Simulated Author's Rebuttal

2 responses · 0 unresolved

We thank the referee for their detailed report and for emphasizing the need for uniform error control in establishing the precise Poissonian profiles. We address the two major comments below, pointing to the explicit bounds already derived in the manuscript.

read point-by-point responses
  1. Referee: [Section on cutoff profiles for conjugacy-class walks] The deduction of the Poissonian profile in the main theorem on conjugacy-class walks requires not only leading-term character asymptotics but also explicit error bounds that are uniform over the representations whose eigenvalues control the total-variation distance. The abstract-level description of the ribbon-tableaux enumeration does not indicate whether such rates are obtained; without them the passage from character equivalents to the precise profile may not be justified.
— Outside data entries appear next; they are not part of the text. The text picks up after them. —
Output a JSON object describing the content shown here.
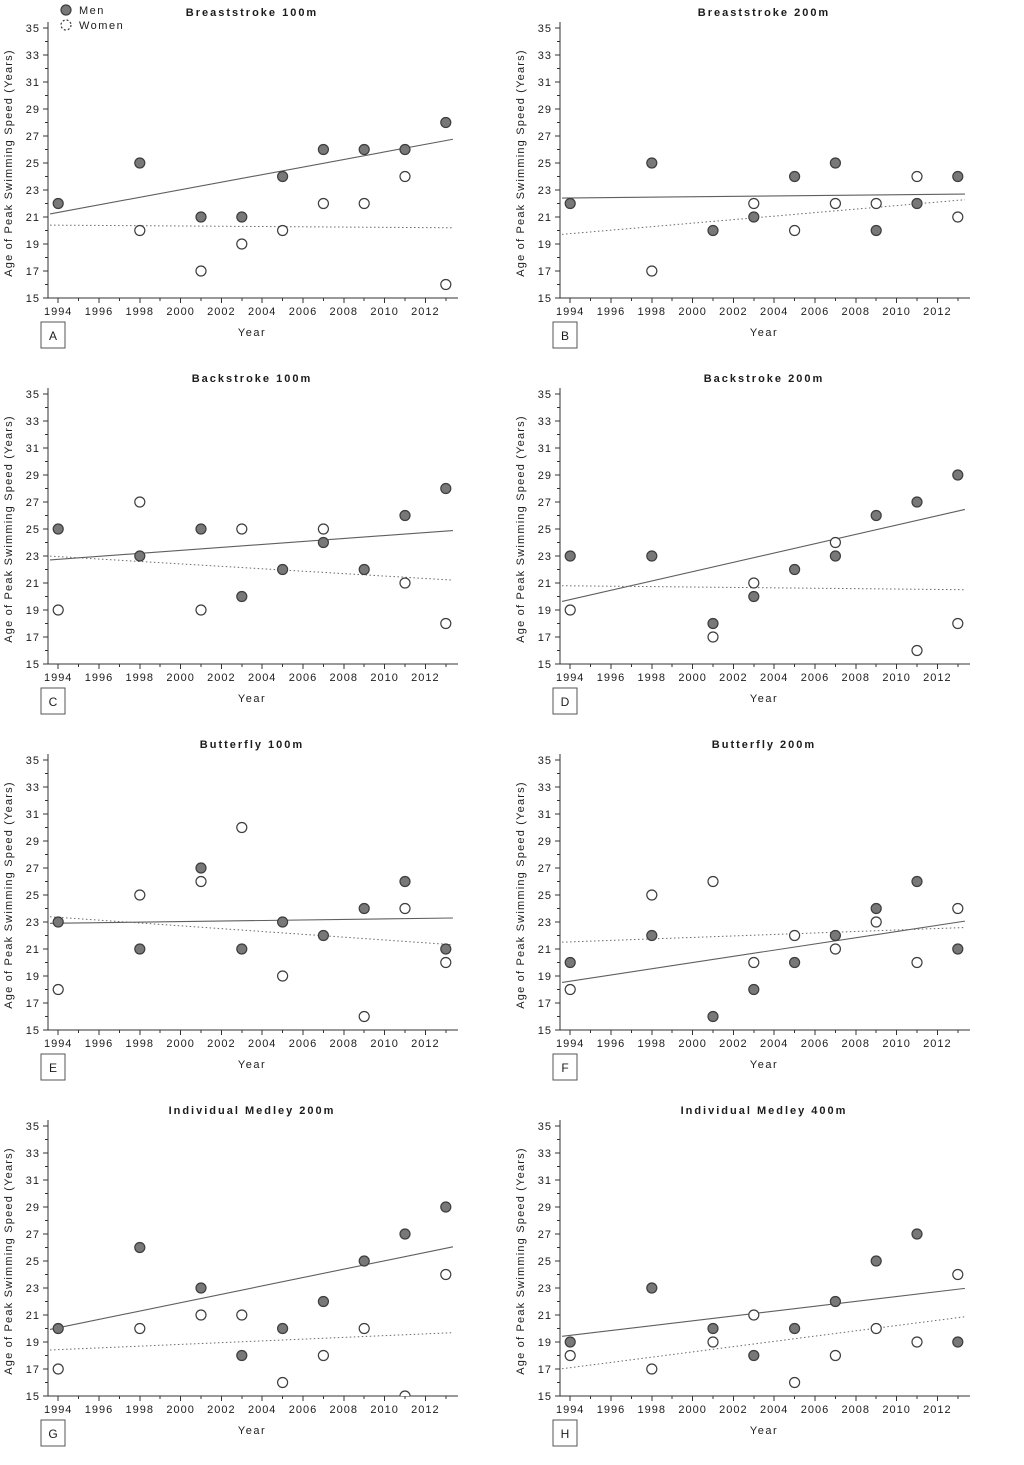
{
  "chart_data": {
    "type": "scatter",
    "grid": "off",
    "layout": {
      "rows": 4,
      "cols": 2,
      "panel_order": [
        "A",
        "B",
        "C",
        "D",
        "E",
        "F",
        "G",
        "H"
      ]
    },
    "axes": {
      "xlabel": "Year",
      "ylabel": "Age of Peak Swimming Speed (Years)",
      "xlim": [
        1993.5,
        2013.5
      ],
      "ylim": [
        15,
        35
      ],
      "x_major_ticks": [
        1994,
        1996,
        1998,
        2000,
        2002,
        2004,
        2006,
        2008,
        2010,
        2012
      ],
      "x_minor_ticks": [
        1995,
        1997,
        1999,
        2001,
        2003,
        2005,
        2007,
        2009,
        2011,
        2013
      ],
      "y_major_ticks": [
        15,
        17,
        19,
        21,
        23,
        25,
        27,
        29,
        31,
        33,
        35
      ],
      "y_minor_ticks": [
        16,
        18,
        20,
        22,
        24,
        26,
        28,
        30,
        32,
        34
      ]
    },
    "legend": {
      "position": "top-left-of-panel-A",
      "items": [
        {
          "label": "Men",
          "marker": "filled-circle",
          "line": "solid"
        },
        {
          "label": "Women",
          "marker": "open-circle-dashed",
          "line": "dotted"
        }
      ]
    },
    "style": {
      "men_fill": "#787878",
      "men_stroke": "#3d3d3d",
      "women_fill": "#ffffff",
      "women_stroke": "#3d3d3d",
      "trend_solid": "#5f5f5f",
      "trend_dotted": "#6a6a6a",
      "axis_color": "#333333",
      "text_color": "#1c1c1c"
    },
    "panels": [
      {
        "letter": "A",
        "title": "Breaststroke 100m",
        "men": {
          "x": [
            1994,
            1998,
            2001,
            2003,
            2005,
            2007,
            2009,
            2011,
            2013
          ],
          "y": [
            22,
            25,
            21,
            21,
            24,
            26,
            26,
            26,
            28
          ],
          "trend": [
            21.2,
            26.8
          ]
        },
        "women": {
          "x": [
            1998,
            2001,
            2003,
            2005,
            2007,
            2009,
            2011,
            2013
          ],
          "y": [
            20,
            17,
            19,
            20,
            22,
            22,
            24,
            16
          ],
          "trend": [
            20.4,
            20.2
          ]
        }
      },
      {
        "letter": "B",
        "title": "Breaststroke 200m",
        "men": {
          "x": [
            1994,
            1998,
            2001,
            2003,
            2005,
            2007,
            2009,
            2011,
            2013
          ],
          "y": [
            22,
            25,
            20,
            21,
            24,
            25,
            20,
            22,
            24
          ],
          "trend": [
            22.4,
            22.7
          ]
        },
        "women": {
          "x": [
            1998,
            2003,
            2005,
            2007,
            2009,
            2011,
            2013
          ],
          "y": [
            17,
            22,
            20,
            22,
            22,
            24,
            21
          ],
          "trend": [
            19.7,
            22.3
          ]
        }
      },
      {
        "letter": "C",
        "title": "Backstroke 100m",
        "men": {
          "x": [
            1994,
            1998,
            2001,
            2003,
            2005,
            2007,
            2009,
            2011,
            2013
          ],
          "y": [
            25,
            23,
            25,
            20,
            22,
            24,
            22,
            26,
            28
          ],
          "trend": [
            22.7,
            24.9
          ]
        },
        "women": {
          "x": [
            1994,
            1998,
            2001,
            2003,
            2007,
            2011,
            2013
          ],
          "y": [
            19,
            27,
            19,
            25,
            25,
            21,
            18
          ],
          "trend": [
            23.0,
            21.2
          ]
        }
      },
      {
        "letter": "D",
        "title": "Backstroke 200m",
        "men": {
          "x": [
            1994,
            1998,
            2001,
            2003,
            2005,
            2007,
            2009,
            2011,
            2013
          ],
          "y": [
            23,
            23,
            18,
            20,
            22,
            23,
            26,
            27,
            29
          ],
          "trend": [
            19.6,
            26.5
          ]
        },
        "women": {
          "x": [
            1994,
            2001,
            2003,
            2007,
            2011,
            2013
          ],
          "y": [
            19,
            17,
            21,
            24,
            16,
            18
          ],
          "trend": [
            20.8,
            20.5
          ]
        }
      },
      {
        "letter": "E",
        "title": "Butterfly 100m",
        "men": {
          "x": [
            1994,
            1998,
            2001,
            2003,
            2005,
            2007,
            2009,
            2011,
            2013
          ],
          "y": [
            23,
            21,
            27,
            21,
            23,
            22,
            24,
            26,
            21
          ],
          "trend": [
            22.9,
            23.3
          ]
        },
        "women": {
          "x": [
            1994,
            1998,
            2001,
            2003,
            2005,
            2009,
            2011,
            2013
          ],
          "y": [
            18,
            25,
            26,
            30,
            19,
            16,
            24,
            20
          ],
          "trend": [
            23.4,
            21.3
          ]
        }
      },
      {
        "letter": "F",
        "title": "Butterfly 200m",
        "men": {
          "x": [
            1994,
            1998,
            2001,
            2003,
            2005,
            2007,
            2009,
            2011,
            2013
          ],
          "y": [
            20,
            22,
            16,
            18,
            20,
            22,
            24,
            26,
            21
          ],
          "trend": [
            18.5,
            23.1
          ]
        },
        "women": {
          "x": [
            1994,
            1998,
            2001,
            2003,
            2005,
            2007,
            2009,
            2011,
            2013
          ],
          "y": [
            18,
            25,
            26,
            20,
            22,
            21,
            23,
            20,
            24
          ],
          "trend": [
            21.5,
            22.6
          ]
        }
      },
      {
        "letter": "G",
        "title": "Individual Medley 200m",
        "men": {
          "x": [
            1994,
            1998,
            2001,
            2003,
            2005,
            2007,
            2009,
            2011,
            2013
          ],
          "y": [
            20,
            26,
            23,
            18,
            20,
            22,
            25,
            27,
            29
          ],
          "trend": [
            19.9,
            26.1
          ]
        },
        "women": {
          "x": [
            1994,
            1998,
            2001,
            2003,
            2005,
            2007,
            2009,
            2011,
            2013
          ],
          "y": [
            17,
            20,
            21,
            21,
            16,
            18,
            20,
            15,
            24
          ],
          "trend": [
            18.4,
            19.7
          ]
        }
      },
      {
        "letter": "H",
        "title": "Individual Medley 400m",
        "men": {
          "x": [
            1994,
            1998,
            2001,
            2003,
            2005,
            2007,
            2009,
            2011,
            2013
          ],
          "y": [
            19,
            23,
            20,
            18,
            20,
            22,
            25,
            27,
            19
          ],
          "trend": [
            19.4,
            23.0
          ]
        },
        "women": {
          "x": [
            1994,
            1998,
            2001,
            2003,
            2005,
            2007,
            2009,
            2011,
            2013
          ],
          "y": [
            18,
            17,
            19,
            21,
            16,
            18,
            20,
            19,
            24
          ],
          "trend": [
            17.0,
            20.9
          ]
        }
      }
    ]
  }
}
    Authors: Sections 3 and 4 derive the character asymptotics via explicit enumeration of ribbon tableaux of all types, combined with the Murnaghan-Nakayama rule. The resulting error terms are O(1/n) and uniform over all Young diagrams with a bounded number of boxes outside the first row (the finite-level representations that contribute to the cutoff window). These bounds are obtained by controlling the number of non-vanishing ribbon tableaux of each length and are stated with explicit constants depending only on the fixed level. They are sufficient to show that the contribution of all non-leading eigenvalues to the total-variation distance is o(1) uniformly, which justifies the exact Poissonian profile in Theorem 1.1. A clarifying sentence can be added to the introduction if the referee prefers. revision: partial

  2. Referee: [Section on the random involution walk] For the random involution walk, the claimed cutoff profile likewise rests on the same character asymptotics; it is unclear whether the error terms suffice to identify the limiting profile rather than merely establish cutoff existence.
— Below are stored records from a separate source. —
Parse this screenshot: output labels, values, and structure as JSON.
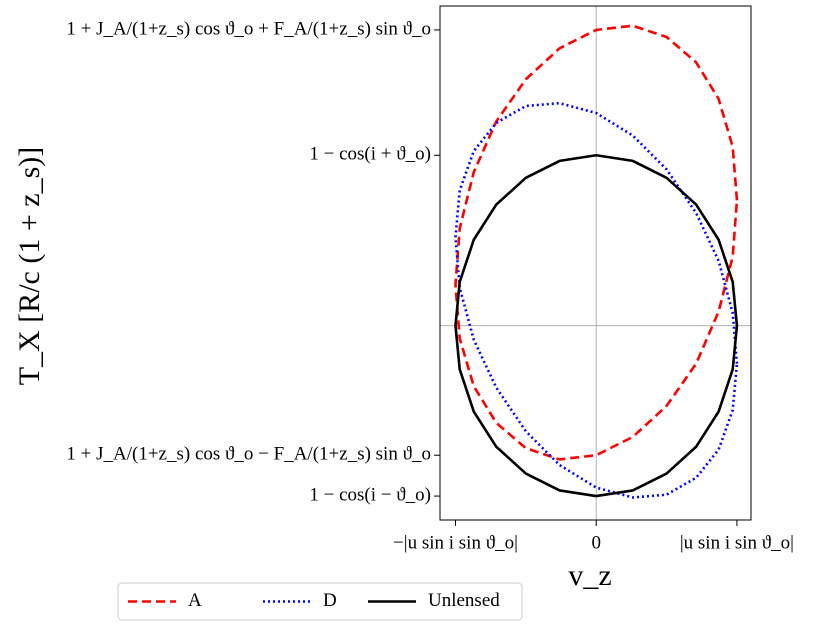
{
  "chart_data": {
    "type": "line",
    "x_label": "v_z",
    "y_label": "T_X [R/c (1 + z_s)]",
    "x": [
      1,
      0.97,
      0.87,
      0.71,
      0.5,
      0.26,
      0,
      -0.26,
      -0.5,
      -0.71,
      -0.87,
      -0.97,
      -1,
      -0.97,
      -0.87,
      -0.71,
      -0.5,
      -0.26,
      0,
      0.26,
      0.5,
      0.71,
      0.87,
      0.97,
      1
    ],
    "series": [
      {
        "name": "A",
        "color": "#ff0000",
        "style": "dashed",
        "values": [
          0.89,
          1.27,
          1.61,
          1.87,
          2.05,
          2.13,
          2.1,
          1.97,
          1.75,
          1.45,
          1.09,
          0.69,
          0.29,
          -0.09,
          -0.43,
          -0.69,
          -0.87,
          -0.95,
          -0.92,
          -0.79,
          -0.57,
          -0.27,
          0.1,
          0.49,
          0.89
        ]
      },
      {
        "name": "D",
        "color": "#0000ff",
        "style": "dotted",
        "values": [
          -0.27,
          0.09,
          0.46,
          0.8,
          1.11,
          1.35,
          1.51,
          1.58,
          1.56,
          1.44,
          1.24,
          0.96,
          0.63,
          0.27,
          -0.1,
          -0.44,
          -0.75,
          -0.99,
          -1.15,
          -1.22,
          -1.2,
          -1.08,
          -0.88,
          -0.6,
          -0.27
        ]
      },
      {
        "name": "Unlensed",
        "color": "#000000",
        "style": "solid",
        "values": [
          0,
          0.31,
          0.61,
          0.86,
          1.05,
          1.17,
          1.21,
          1.17,
          1.05,
          0.86,
          0.61,
          0.31,
          0,
          -0.31,
          -0.61,
          -0.86,
          -1.05,
          -1.17,
          -1.21,
          -1.17,
          -1.05,
          -0.86,
          -0.61,
          -0.31,
          0
        ]
      }
    ],
    "xlim": [
      -1.11,
      1.1
    ],
    "ylim": [
      -1.38,
      2.27
    ],
    "xticks": [
      {
        "value": -1,
        "label": "−|u sin i sin ϑ_o|"
      },
      0,
      {
        "value": 1,
        "label": "|u sin i sin ϑ_o|"
      }
    ],
    "yticks": [
      {
        "value": -1.21,
        "label": "1 − cos(i − ϑ_o)"
      },
      {
        "value": -0.92,
        "label": "1 + J_A/(1+z_s) cos ϑ_o − F_A/(1+z_s) sin ϑ_o"
      },
      {
        "value": 1.21,
        "label": "1 − cos(i + ϑ_o)"
      },
      {
        "value": 2.1,
        "label": "1 + J_A/(1+z_s) cos ϑ_o + F_A/(1+z_s) sin ϑ_o"
      }
    ],
    "zero_lines": true,
    "legend": "lower center"
  }
}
    Authors: The analysis in Section 5 uses precisely the same uniform O(1/n) character bounds established in Sections 3-4. Because the error is smaller than the gap between the leading eigenvalue and the next ones throughout the cutoff window, the limiting profile is identified exactly (rather than merely shown to exist). The same uniformity argument applies directly to the involution generator. revision: no

Circularity Check

0 steps flagged

No circularity: derivation uses independent combinatorial enumeration

full rationale

The paper establishes asymptotic character equivalents for finite-level representations by enumerating ribbon tableaux of various types and applying the Murnaghan-Nakayama rule. These counts are computed directly from the Young diagram structure and are not defined in terms of the target cutoff profile or any fitted parameters. The Poissonian cutoff profile for conjugacy-class walks is then deduced from the resulting eigenvalue asymptotics. No self-citation chains, ansatzes smuggled via prior work, or renaming of known results appear as load-bearing steps. The argument is self-contained against external combinatorial benchmarks.
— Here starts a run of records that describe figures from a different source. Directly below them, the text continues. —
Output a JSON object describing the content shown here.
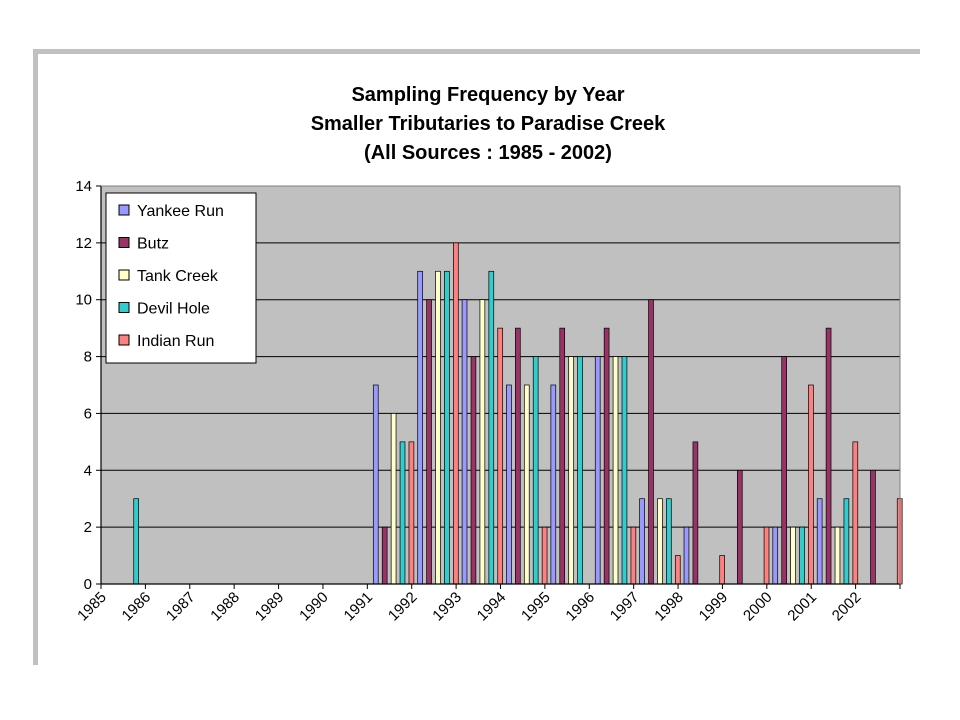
{
  "chart_data": {
    "type": "bar",
    "title": [
      "Sampling Frequency by Year",
      "Smaller Tributaries to Paradise Creek",
      "(All Sources : 1985 - 2002)"
    ],
    "xlabel": "",
    "ylabel": "",
    "categories": [
      "1985",
      "1986",
      "1987",
      "1988",
      "1989",
      "1990",
      "1991",
      "1992",
      "1993",
      "1994",
      "1995",
      "1996",
      "1997",
      "1998",
      "1999",
      "2000",
      "2001",
      "2002"
    ],
    "ylim": [
      0,
      14
    ],
    "yticks": [
      0,
      2,
      4,
      6,
      8,
      10,
      12,
      14
    ],
    "grid": true,
    "legend_position": "top-left",
    "series": [
      {
        "name": "Yankee Run",
        "color": "#9999ff",
        "values": [
          0,
          0,
          0,
          0,
          0,
          0,
          7,
          11,
          10,
          7,
          7,
          8,
          3,
          2,
          0,
          2,
          3,
          0
        ]
      },
      {
        "name": "Butz",
        "color": "#993366",
        "values": [
          0,
          0,
          0,
          0,
          0,
          0,
          2,
          10,
          8,
          9,
          9,
          9,
          10,
          5,
          4,
          8,
          9,
          4
        ]
      },
      {
        "name": "Tank Creek",
        "color": "#ffffcc",
        "values": [
          0,
          0,
          0,
          0,
          0,
          0,
          6,
          11,
          10,
          7,
          8,
          8,
          3,
          0,
          0,
          2,
          2,
          0
        ]
      },
      {
        "name": "Devil Hole",
        "color": "#33cccc",
        "values": [
          3,
          0,
          0,
          0,
          0,
          0,
          5,
          11,
          11,
          8,
          8,
          8,
          3,
          0,
          0,
          2,
          3,
          0
        ]
      },
      {
        "name": "Indian Run",
        "color": "#ff8080",
        "values": [
          0,
          0,
          0,
          0,
          0,
          0,
          5,
          12,
          9,
          2,
          0,
          2,
          1,
          1,
          2,
          7,
          5,
          3
        ]
      }
    ]
  }
}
Axiom & Free-Parameter Ledger

0 free parameters · 1 axioms · 0 invented entities

The work rests on standard facts from representation theory of symmetric groups; no free parameters or invented entities are indicated in the abstract.

axioms (1)
  • standard math Murnaghan-Nakayama rule computes characters via signed counts of ribbon tableaux
    Invoked to estimate characters from ribbon tableau enumeration for finite-level diagrams.